In
Atmospheric Convection we described how rising air must expand and cool, while falling air must compress and warm. We used the equation for the
adiabatic expansion of
diatomic gases to estimate the amount by which air will cool as it rises through the atmosphere.
In a debate that took place in
the comments, one of our readers claimed that a temperature difference must always exist between the bottom and the top of an atmosphere. Air is always circulating to some degree, he said, and any air that rises must cool adiabatically. He asserted that the temperature as we ascend through the atmosphere will be related to the pressure by the equation of adiabatic expansion. In
Adiabatic Magic, however, we showed that our reader's claim violated the Second Law of Thermodynamics. Spontaneous adiabatic circulation of air in the atmosphere is impossible.
If spontaneous, adiabatic circulation is impossible, there must be some physical process that stops it from happening. Although we have proved that some such process must exist, we have not yet described the process. We will attempt to do so today.
Consider the following diagram. We have a column of air 5 km high, enclosed in a box. The temperature of the air is uniformly equal to 250 K. Because of the weight of the air, the pressure at the bottom is twice the pressure at the top. We have a balloon of air at the top, and another at the bottom. Each balloon is insulating and reflecting, so no heat passes in or out. Each balloon is flexible, so the pressure of the gas inside is always equal to the pressure outside.

We attach a string to the upper balloon and start to pull it down. As it descends, the air around it pushes in upon it with greater pressure so as to compress its volume. The air inside undergoes adiabatic compression. Its pressure,
p, and temperature,
T, are
such that the product
p 0.4T −1.4 remains constant.
We pull the balloon all the way down to the bottom of the column. Its pressure has doubled, so its temperature must rise from 250 K to 305 K. Our balloon has grown smaller, so the surrounding atmosphere must have expanded, and therefore cooled. But suppose our column is enormous compared to the balloon, so the cooling of the air outside the balloon is negligible. The air inside is at 305 K, and that outside remains at 250 K. The density of the air outside is 305/250 = 1.2 times greater than that of the air inside. Every kilogram of air in the balloon occupies the same volume as 1.2 kg of air outside the balloon.
By the principal of
buoyancy, every kilogram of air in the balloon will experience an upward force equal to the weight of 0.2 kg of air. If we assume gravity is 10 m/s/s, we see that we must hold the balloon down with a force equal to 2 N/kg (two Newton per kilogram of air inside) or else it will rise, and it won't stop until it gets to the top again.
This buoyancy force was zero when we started pulling the balloon down, and at the end it was 2 N/kg.
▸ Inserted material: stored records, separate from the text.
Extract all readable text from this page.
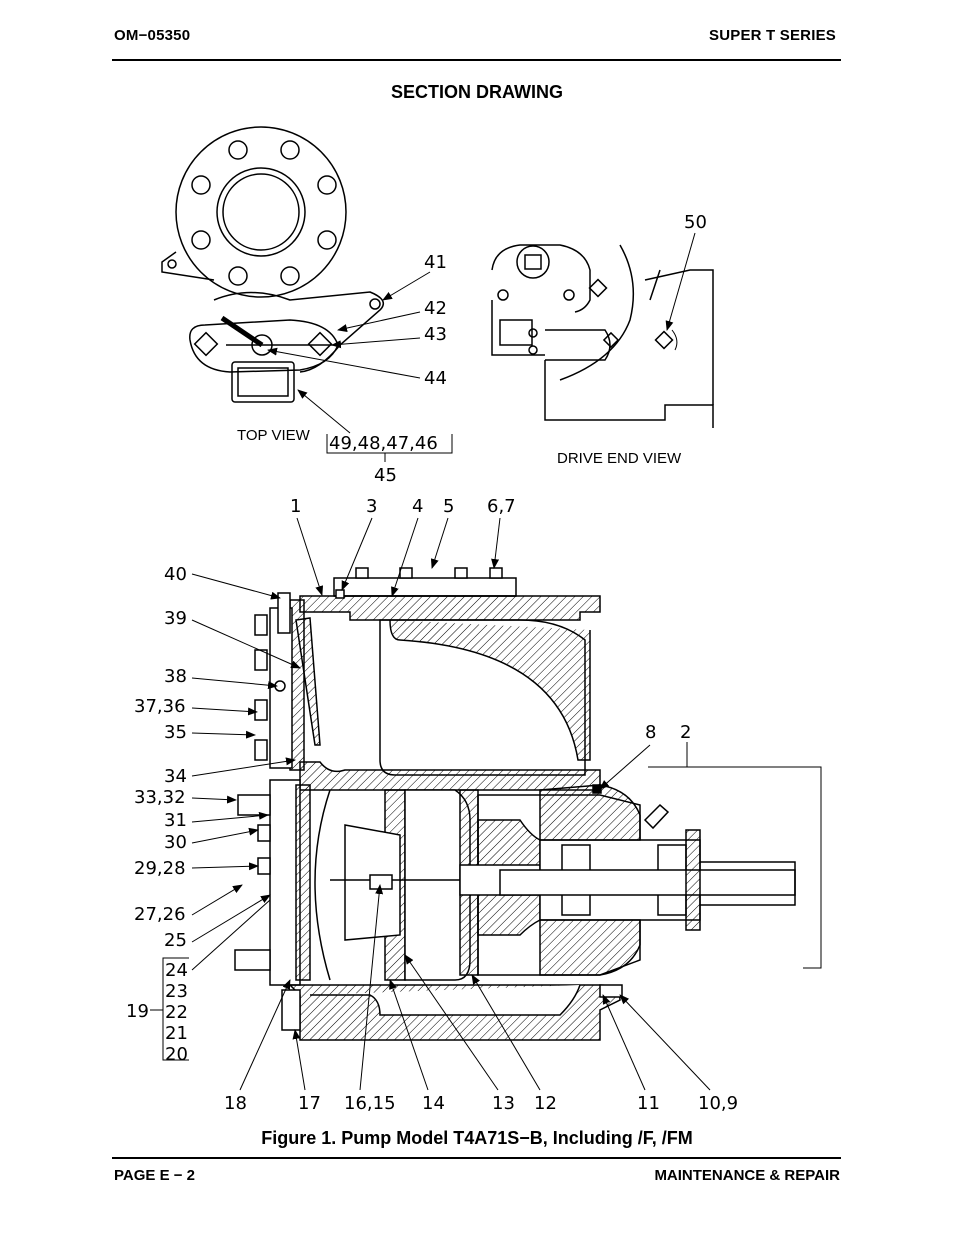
OM−05350	SUPER T SERIES
SECTION DRAWING
41
42
43
44
49,48,47,46
45
50
1	3 4 5 6,7
40
39
38
37,36
35
34
33,32
31
30
29,28
27,26
25
24
23
22
21
20
19
18	17 16,15 14	13 12	11 10,9
8 2
TOP VIEW
DRIVE END VIEW
Figure 1. Pump Model T4A71S−B, Including /F, /FM
PAGE E − 2	MAINTENANCE & REPAIR
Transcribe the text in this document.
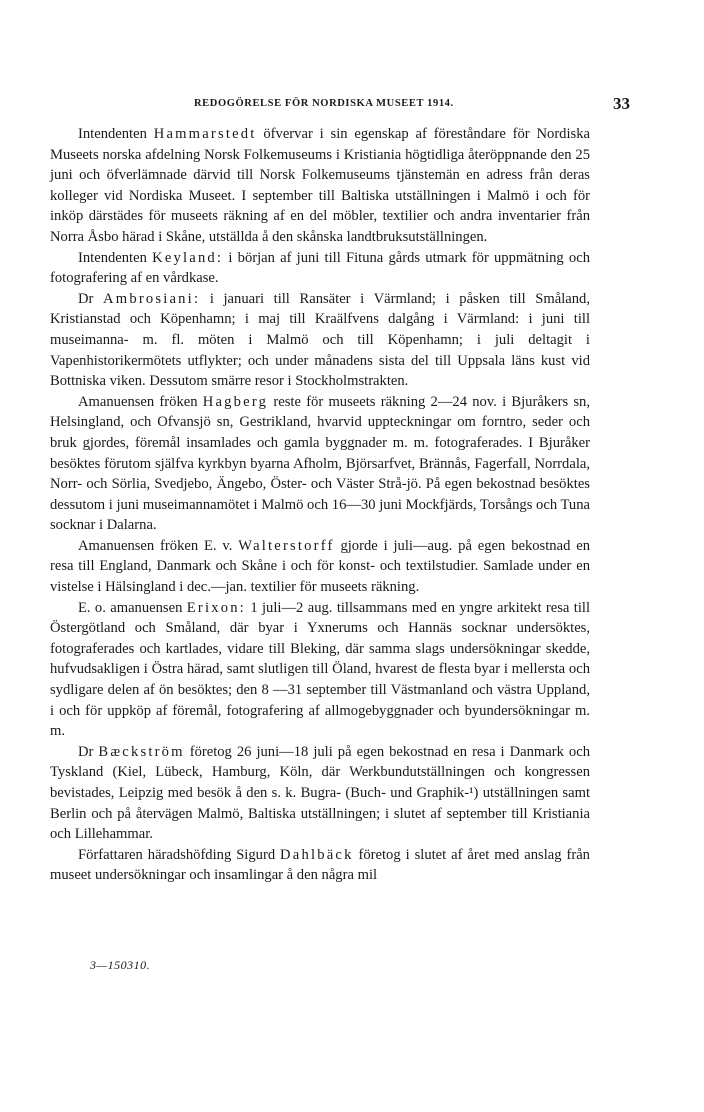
REDOGÖRELSE FÖR NORDISKA MUSEET 1914.	33

Intendenten Hammarstedt öfvervar i sin egenskap af föreståndare för Nordiska Museets norska afdelning Norsk Folkemuseums i Kristiania högtidliga återöppnande den 25 juni och öfverlämnade därvid till Norsk Folkemuseums tjänstemän en adress från deras kolleger vid Nordiska Museet. I september till Baltiska utställningen i Malmö i och för inköp därstädes för museets räkning af en del möbler, textilier och andra inventarier från Norra Åsbo härad i Skåne, utställda å den skånska landtbruksutställningen.

Intendenten Keyland: i början af juni till Fituna gårds utmark för uppmätning och fotografering af en vårdkase.

Dr Ambrosiani: i januari till Ransäter i Värmland; i påsken till Småland, Kristianstad och Köpenhamn; i maj till Kraälfvens dalgång i Värmland: i juni till museimanna- m. fl. möten i Malmö och till Köpenhamn; i juli deltagit i Vapenhistorikermötets utflykter; och under månadens sista del till Uppsala läns kust vid Bottniska viken. Dessutom smärre resor i Stockholmstrakten.

Amanuensen fröken Hagberg reste för museets räkning 2—24 nov. i Bjuråkers sn, Helsingland, och Ofvansjö sn, Gestrikland, hvarvid uppteckningar om forntro, seder och bruk gjordes, föremål insamlades och gamla byggnader m. m. fotograferades. I Bjuråker besöktes förutom själfva kyrkbyn byarna Afholm, Björsarfvet, Brännås, Fagerfall, Norrdala, Norr- och Sörlia, Svedjebo, Ängebo, Öster- och Väster Strå-jö. På egen bekostnad besöktes dessutom i juni museimannamötet i Malmö och 16—30 juni Mockfjärds, Torsångs och Tuna socknar i Dalarna.

Amanuensen fröken E. v. Walterstorff gjorde i juli—aug. på egen bekostnad en resa till England, Danmark och Skåne i och för konst- och textilstudier. Samlade under en vistelse i Hälsingland i dec.—jan. textilier för museets räkning.

E. o. amanuensen Erixon: 1 juli—2 aug. tillsammans med en yngre arkitekt resa till Östergötland och Småland, där byar i Yxnerums och Hannäs socknar undersöktes, fotograferades och kartlades, vidare till Bleking, där samma slags undersökningar skedde, hufvudsakligen i Östra härad, samt slutligen till Öland, hvarest de flesta byar i mellersta och sydligare delen af ön besöktes; den 8 —31 september till Västmanland och västra Uppland, i och för uppköp af föremål, fotografering af allmogebyggnader och byundersökningar m. m.

Dr Bæckström företog 26 juni—18 juli på egen bekostnad en resa i Danmark och Tyskland (Kiel, Lübeck, Hamburg, Köln, där Werkbundutställningen och kongressen bevistades, Leipzig med besök å den s. k. Bugra- (Buch- und Graphik-¹) utställningen samt Berlin och på återvägen Malmö, Baltiska utställningen; i slutet af september till Kristiania och Lillehammar.

Författaren häradshöfding Sigurd Dahlbäck företog i slutet af året med anslag från museet undersökningar och insamlingar å den några mil

3—150310.
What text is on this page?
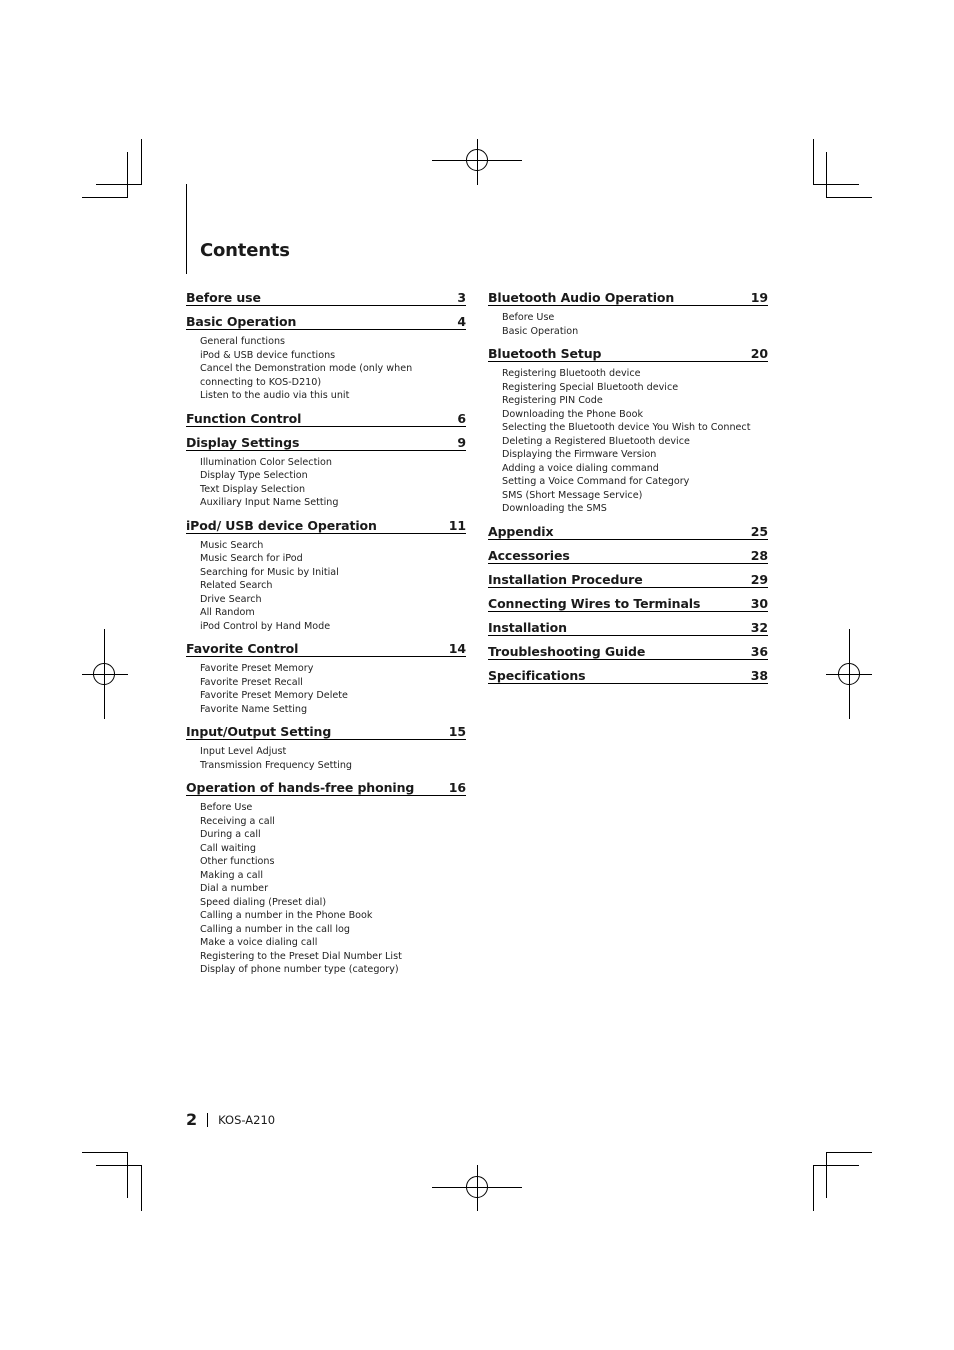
Contents
Before use	3
Basic Operation	4
General functions
iPod & USB device functions
Cancel the Demonstration mode (only when connecting to KOS-D210)
Listen to the audio via this unit
Function Control	6
Display Settings	9
Illumination Color Selection
Display Type Selection
Text Display Selection
Auxiliary Input Name Setting
iPod/ USB device Operation	11
Music Search
Music Search for iPod
Searching for Music by Initial
Related Search
Drive Search
All Random
iPod Control by Hand Mode
Favorite Control	14
Favorite Preset Memory
Favorite Preset Recall
Favorite Preset Memory Delete
Favorite Name Setting
Input/Output Setting	15
Input Level Adjust
Transmission Frequency Setting
Operation of hands-free phoning	16
Before Use
Receiving a call
During a call
Call waiting
Other functions
Making a call
Dial a number
Speed dialing (Preset dial)
Calling a number in the Phone Book
Calling a number in the call log
Make a voice dialing call
Registering to the Preset Dial Number List
Display of phone number type (category)
Bluetooth Audio Operation	19
Before Use
Basic Operation
Bluetooth Setup	20
Registering Bluetooth device
Registering Special Bluetooth device
Registering PIN Code
Downloading the Phone Book
Selecting the Bluetooth device You Wish to Connect
Deleting a Registered Bluetooth device
Displaying the Firmware Version
Adding a voice dialing command
Setting a Voice Command for Category
SMS (Short Message Service)
Downloading the SMS
Appendix	25
Accessories	28
Installation Procedure	29
Connecting Wires to Terminals	30
Installation	32
Troubleshooting Guide	36
Specifications	38
2 KOS-A210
The average force would be close to 1 N/kg, which we apply over 5 km, so we must do roughly 5 kJ/kg of work to pull the balloon down.
Now suppose we pull the lower balloon up from the bottom at the same time. The net change in the volume of the rest of the column is is now zero, so we really can say that the outside air remains at 250 K. This other balloon, when it reaches the top of the column, will have expanded. It's pressure has halved, so its temperature must drop from 250 K to 205 K. It's density is 1.2 times greater than the air around it, so it will experience a negative buoyancy force of 2 N/kg. If we don't pull it up, it will sink all the way to the bottom again. In drawing it up, we must do 5 kJ/kg of work.
We must do 5 kJ of work to raise a single kilogram of air from the bottom to the top, and 5 kJ to lower another kilogram from the top to the bottom. Thus we see that the spontaneous circulation of air suggested by the Adiabatic Magic hypothesis is indeed impossible. It is buoyancy that stops the magic. We need a source of work to cause circulation, and no such source exists in our column of air at a uniform temperature.
One source of the necessary work is a heat engine in which we supply heat at a higher temperature to the bottom of the column and extract heat at a lower temperature from the top. Any time we have a source of heat at a higher temperature, and a place for the heat to flow to at a lower temperature, we can make a machine that does work. In the atmosphere, this machine is implemented, albeit inefficiently, by convection. We discussed
work by convection earlier, but we we will return to it in future posts.
UPDATE: I originally made the column 10 km high, but Michele pointed out that I had my math wrong. The column should be 5 km high. Indeed, it turns out that the heigh of the column for which we have half the pressure at the top is a function of temperature only, which did not occur to me until I tried to duplicate Michele's calculation. See comments for details.